Valve is a company open to changing ideas. They made a massive deal about creating more Mac compatible games. It’s a good market. It’s a great market. Whether you like it or it, the Mac, and all Apple products, are extremely profitable.
So, being the market smart company they are (or at least think so), Valve decides to port nearly all current Source games to Mac and also develop all future Source games for both PC and Mac. So, finally, other companies start joining in on this idea, and in the next couple of years, the likelihood that all games will also be for Mac is very high.
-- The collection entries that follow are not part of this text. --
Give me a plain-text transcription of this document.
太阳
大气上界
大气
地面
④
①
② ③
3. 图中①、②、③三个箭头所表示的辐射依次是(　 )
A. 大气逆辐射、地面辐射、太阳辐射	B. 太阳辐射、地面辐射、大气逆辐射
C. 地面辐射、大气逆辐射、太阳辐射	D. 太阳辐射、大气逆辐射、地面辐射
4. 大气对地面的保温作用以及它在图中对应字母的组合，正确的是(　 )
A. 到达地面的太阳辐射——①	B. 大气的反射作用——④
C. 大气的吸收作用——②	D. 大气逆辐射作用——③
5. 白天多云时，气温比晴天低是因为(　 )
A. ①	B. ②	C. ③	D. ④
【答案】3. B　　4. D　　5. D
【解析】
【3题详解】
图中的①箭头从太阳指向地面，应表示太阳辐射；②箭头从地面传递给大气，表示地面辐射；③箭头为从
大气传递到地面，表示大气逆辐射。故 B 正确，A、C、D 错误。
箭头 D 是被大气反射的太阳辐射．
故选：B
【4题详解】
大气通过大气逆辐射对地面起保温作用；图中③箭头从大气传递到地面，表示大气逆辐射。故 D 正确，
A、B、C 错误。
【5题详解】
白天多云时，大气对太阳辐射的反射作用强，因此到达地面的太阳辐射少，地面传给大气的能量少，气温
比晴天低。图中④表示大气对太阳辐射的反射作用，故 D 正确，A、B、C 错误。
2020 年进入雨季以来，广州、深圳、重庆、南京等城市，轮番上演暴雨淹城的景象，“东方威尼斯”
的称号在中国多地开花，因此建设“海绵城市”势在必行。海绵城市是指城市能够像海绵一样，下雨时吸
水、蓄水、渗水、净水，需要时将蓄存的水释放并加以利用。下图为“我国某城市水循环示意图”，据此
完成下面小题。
Sounds like a dream come true right?
Perhaps not, at least in Valve’s case.
Now that the games the company focuses on, specifically the now highly-downloaded and free to play Team Fortress 2, are available for OS X, you would think Valve would take into account that their Mac market is becoming a second priority.
You would think.
What Valve has on their hands now is angry Mac players left and right. To the surprise of many, while Mac does have many popular casual games, hardcore fans of gaming are abound on the system. Yet, it seems Valve chooses to ignore this.
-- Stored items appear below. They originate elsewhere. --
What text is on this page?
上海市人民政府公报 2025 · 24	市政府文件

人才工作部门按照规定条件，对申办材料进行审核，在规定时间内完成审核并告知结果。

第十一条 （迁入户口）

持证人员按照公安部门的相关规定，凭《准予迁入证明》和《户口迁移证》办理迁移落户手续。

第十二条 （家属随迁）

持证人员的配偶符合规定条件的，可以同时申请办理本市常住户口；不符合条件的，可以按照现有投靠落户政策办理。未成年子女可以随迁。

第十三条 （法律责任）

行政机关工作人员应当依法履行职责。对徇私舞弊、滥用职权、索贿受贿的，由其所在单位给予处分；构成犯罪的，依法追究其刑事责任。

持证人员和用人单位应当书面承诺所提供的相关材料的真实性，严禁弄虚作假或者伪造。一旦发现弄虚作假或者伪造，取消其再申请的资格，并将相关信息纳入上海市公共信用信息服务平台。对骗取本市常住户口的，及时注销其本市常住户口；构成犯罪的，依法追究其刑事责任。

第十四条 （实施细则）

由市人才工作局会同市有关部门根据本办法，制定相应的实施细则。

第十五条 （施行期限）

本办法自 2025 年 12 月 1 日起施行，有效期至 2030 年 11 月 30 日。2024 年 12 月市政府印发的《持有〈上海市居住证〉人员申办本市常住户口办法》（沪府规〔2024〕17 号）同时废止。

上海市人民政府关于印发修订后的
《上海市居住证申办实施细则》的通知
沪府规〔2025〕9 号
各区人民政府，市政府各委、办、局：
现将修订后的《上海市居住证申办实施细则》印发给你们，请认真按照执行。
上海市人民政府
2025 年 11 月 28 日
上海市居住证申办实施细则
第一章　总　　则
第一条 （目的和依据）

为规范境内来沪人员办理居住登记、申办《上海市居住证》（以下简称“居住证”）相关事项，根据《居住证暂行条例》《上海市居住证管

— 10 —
Nearly every other day, updates are constantly coming in for Mac Source games. Doesn’t sound too bad, right? Well, that’s until you realize that many of these “updates” cause the games to crash. Freeze. Not even start.
That’s not even the main big issue at hand here, folks. The issue at hand is that Valve pretends it’s not happening. It will take usually an entire week or so for them to even bother to fix the problem. E-mailing their “customer service” takes nearly a week to even see a reply, and the answers are phony, which obviously does nothing. Head over to the Steam forums and you’ll see many users complaining of the same problem. And they all say the same thing, “Why bother asking Valve? They won’t help.” Even PC users point out the issue of lack of customer service.
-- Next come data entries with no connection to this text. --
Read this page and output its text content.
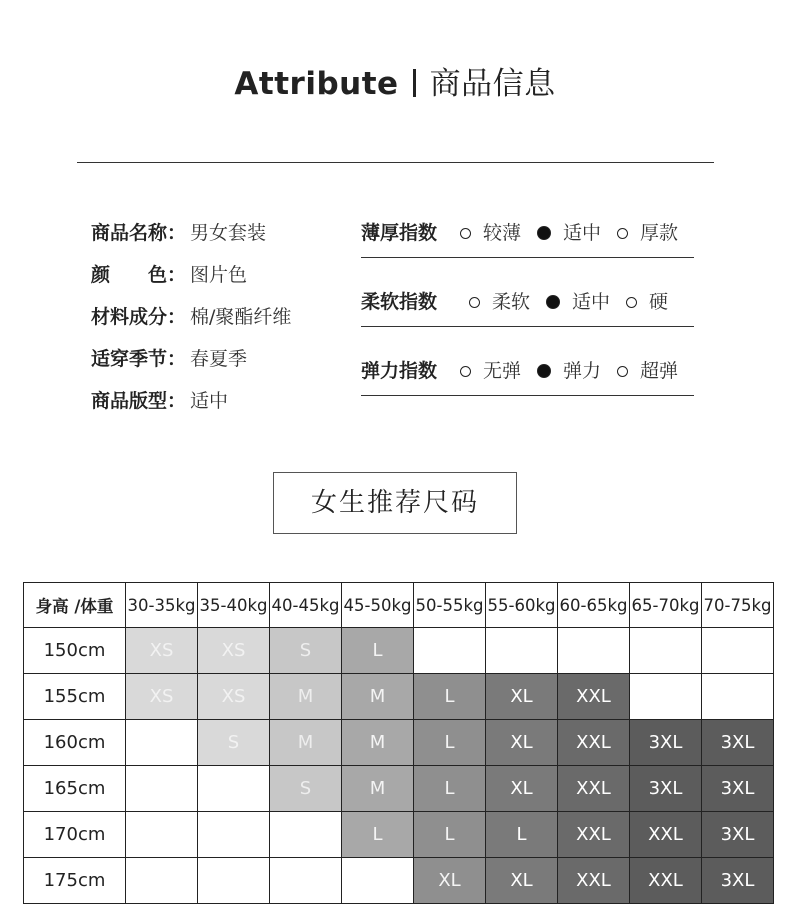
Attribute 商品信息
商品名称： 男女套装
颜　　色： 图片色
材料成分： 棉/聚酯纤维
适穿季节： 春夏季
商品版型： 适中
薄厚指数	较薄 适中 厚款
柔软指数	柔软 适中 硬
弹力指数	无弹 弹力 超弹
女生推荐尺码
身高 /体重	30-35kg	35-40kg	40-45kg	45-50kg	50-55kg	55-60kg	60-65kg	65-70kg	70-75kg
150cm	XS	XS	S	L					
155cm	XS	XS	M	M	L	XL	XXL		
160cm		S	M	M	L	XL	XXL	3XL	3XL
165cm			S	M	L	XL	XXL	3XL	3XL
170cm				L	L	L	XXL	XXL	3XL
175cm					XL	XL	XXL	XXL	3XL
So, in an ever-changing and demanding market, why ignore something that is making you money? Why release updates without testing them for paying customers? Why?
No one knows the answer.
Maybe, just maybe, Valve will come to their senses and treat Mac’s as importantly as PC’s. As more and more consumers switch their views to Apple products, the gaming community on the Mac grows. Valve either has to chip in and gain or fold and lose profit. Wouldn’t it make sense to choose the latter?